Here you will find what students actually borrow to attend Paul Mitchell the School Denver: median debt, the percentile spread, total borrowing including PLUS loans, and the cost to repay. These figures are reported by the Department of Education and IPEDS.
For incoming students at Paul Mitchell the School Denver, 97% of first-year students take on loan debt, at roughly $10,635 per student, private and federal loans combined.
The average federally funded loan is $7,037. That is at or past the $5,500 federal first-year limit for the typical dependent freshman. Bear in mind the undergraduate averages later on cover federal loans only, whereas this freshman total folds in private loans too.
Across the full undergraduate body at Paul Mitchell the School Denver (freshmen included), 50% rely on federal student loans toward their education, for a typical $6,260 a year. This works out to 11.0% below the $7,037 typical freshmen borrow.
Repeating that yearly amount projects to about $12,520 by year two and around $25,040 by the fourth year. These projections assume the same federal borrowing each year and exclude private and Parent PLUS loans.
| Undergraduate federal borrowing | Value |
|---|---|
| Share using federal loans | 50% |
| Average federal loan per year | $6,260 |
| Undergraduates with a federal loan | 179 |
| Total federal loans (one year) | $1,120,567 |
The median student at Paul Mitchell the School Denver borrows $6,788 of cumulative federal debt.
| Borrower group | Median federal debt |
|---|---|
| All federal borrowers | $6,788 |
| Students who completed (graduates) | $9,783 |
| Students who withdrew | $4,632 |
Withdrawn-student debt matters because those borrowers carry the loans without the degree that helps repay them.
Half of all borrowers fall between the 25th and 75th percentiles shown below for Paul Mitchell the School Denver.
| Percentile | Cumulative Federal Debt |
|---|---|
| 10th percentile (lowest-debt students) | $2,750 |
| 25th percentile | $4,750 |
| 75th percentile | $12,000 |
| 90th percentile (highest-debt students) | $18,138 |
How wide this percentile range is tells you how much borrowing varies across students at Paul Mitchell the School Denver.
Median federal debt understates the full cost when PLUS loans are included. The totals below add PLUS borrowing for Paul Mitchell the School Denver.
| Group | Borrowers | Median debt incl. PLUS |
|---|---|---|
| All borrowers | 26 | $8,373 |
Repayment burden translates the debt figures into what a borrower actually pays each month. Paul Mitchell the School Denver.

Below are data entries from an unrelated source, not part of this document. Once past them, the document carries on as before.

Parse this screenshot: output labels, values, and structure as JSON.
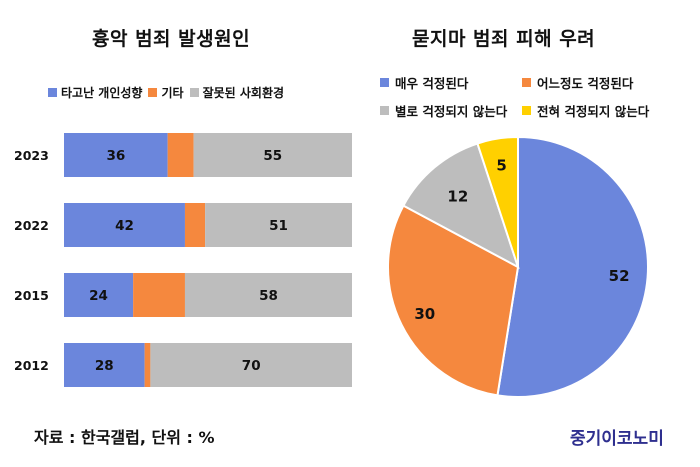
{
  "chart_data": [
    {
      "type": "bar",
      "orientation": "horizontal",
      "stacked": true,
      "title": "흉악 범죄 발생원인",
      "categories": [
        "2023",
        "2022",
        "2015",
        "2012"
      ],
      "series": [
        {
          "name": "타고난 개인성향",
          "color": "#6B86DC",
          "values": [
            36,
            42,
            24,
            28
          ]
        },
        {
          "name": "기타",
          "color": "#F5883E",
          "values": [
            9,
            7,
            18,
            2
          ]
        },
        {
          "name": "잘못된 사회환경",
          "color": "#BDBDBD",
          "values": [
            55,
            51,
            58,
            70
          ]
        }
      ],
      "data_labels": [
        [
          "36",
          "",
          "55"
        ],
        [
          "42",
          "",
          "51"
        ],
        [
          "24",
          "",
          "58"
        ],
        [
          "28",
          "",
          "70"
        ]
      ],
      "xlim": [
        0,
        100
      ],
      "legend_position": "top",
      "grid": false
    },
    {
      "type": "pie",
      "title": "묻지마 범죄 피해 우려",
      "labels": [
        "매우 걱정된다",
        "어느정도 걱정된다",
        "별로 걱정되지 않는다",
        "전혀 걱정되지 않는다"
      ],
      "values": [
        52,
        30,
        12,
        5
      ],
      "value_labels": [
        "52",
        "30",
        "12",
        "5"
      ],
      "colors": [
        "#6B86DC",
        "#F5883E",
        "#BDBDBD",
        "#FFD000"
      ],
      "start": "12 o'clock",
      "direction": "clockwise",
      "legend_position": "top"
    }
  ],
  "footer": {
    "source": "자료 : 한국갤럽, 단위 : %",
    "brand": "중기이코노미"
  }
}
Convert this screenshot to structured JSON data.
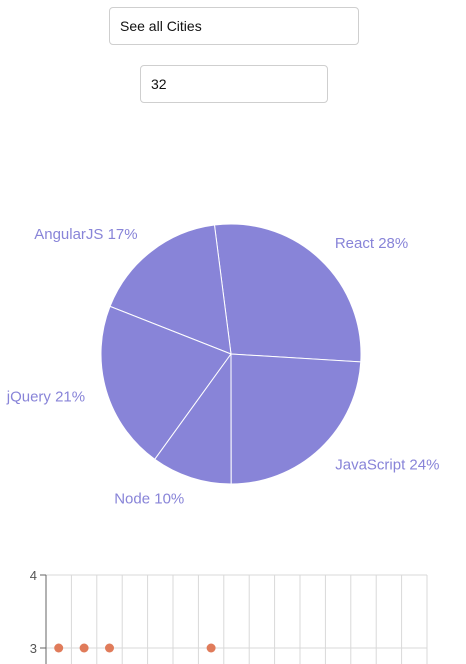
{
  "controls": {
    "city_select_value": "See all Cities",
    "number_input_value": "32"
  },
  "colors": {
    "pie_fill": "#8884d8",
    "pie_stroke": "#ffffff",
    "pie_label": "#8884d8",
    "scatter_point": "#e07b5a",
    "grid": "#d9d9d9",
    "axis": "#666666"
  },
  "chart_data": [
    {
      "type": "pie",
      "slices": [
        {
          "name": "React",
          "value": 28,
          "label": "React 28%"
        },
        {
          "name": "AngularJS",
          "value": 17,
          "label": "AngularJS 17%"
        },
        {
          "name": "jQuery",
          "value": 21,
          "label": "jQuery 21%"
        },
        {
          "name": "Node",
          "value": 10,
          "label": "Node 10%"
        },
        {
          "name": "JavaScript",
          "value": 24,
          "label": "JavaScript 24%"
        }
      ]
    },
    {
      "type": "scatter",
      "ylim": [
        2.9,
        4
      ],
      "yticks": [
        "4",
        "3"
      ],
      "xlim": [
        0,
        15
      ],
      "points": [
        {
          "x": 0.5,
          "y": 3
        },
        {
          "x": 1.5,
          "y": 3
        },
        {
          "x": 2.5,
          "y": 3
        },
        {
          "x": 6.5,
          "y": 3
        }
      ],
      "grid": true
    }
  ]
}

The breakdowns below show median federal debt by income, first-generation status, and dependency.
By Family Income
| Income tier | Median federal debt |
|---|---|
| Low income | $6,212 |
| Middle income | $7,457 |
| High income | $9,667 |
By First-Generation Status
| Cohort | Median federal debt |
|---|---|
| First-generation students | $6,262 |
| Continuing-generation students | $9,522 |
By Dependency Status
| Cohort | Median federal debt |
|---|---|
| Dependent students | $7,620 |
| Independent students | $6,500 |
Federal data publishes the following gap measures for Paul Mitchell the School Denver.
Subsidized and Unsubsidized Loans
With an unsubsidized loan, interest starts adding up the day the loan is disbursed, including during school. Subsidized loans, by contrast, do not accrue interest while you are enrolled at least half-time, which makes them the less expensive option when you qualify.
Worth Knowing
Unlike most other debt, federal student loans generally survive bankruptcy — and unpaid balances can lead to wage garnishment — so borrow only what you truly need.
References
More about our data sources and methodologies.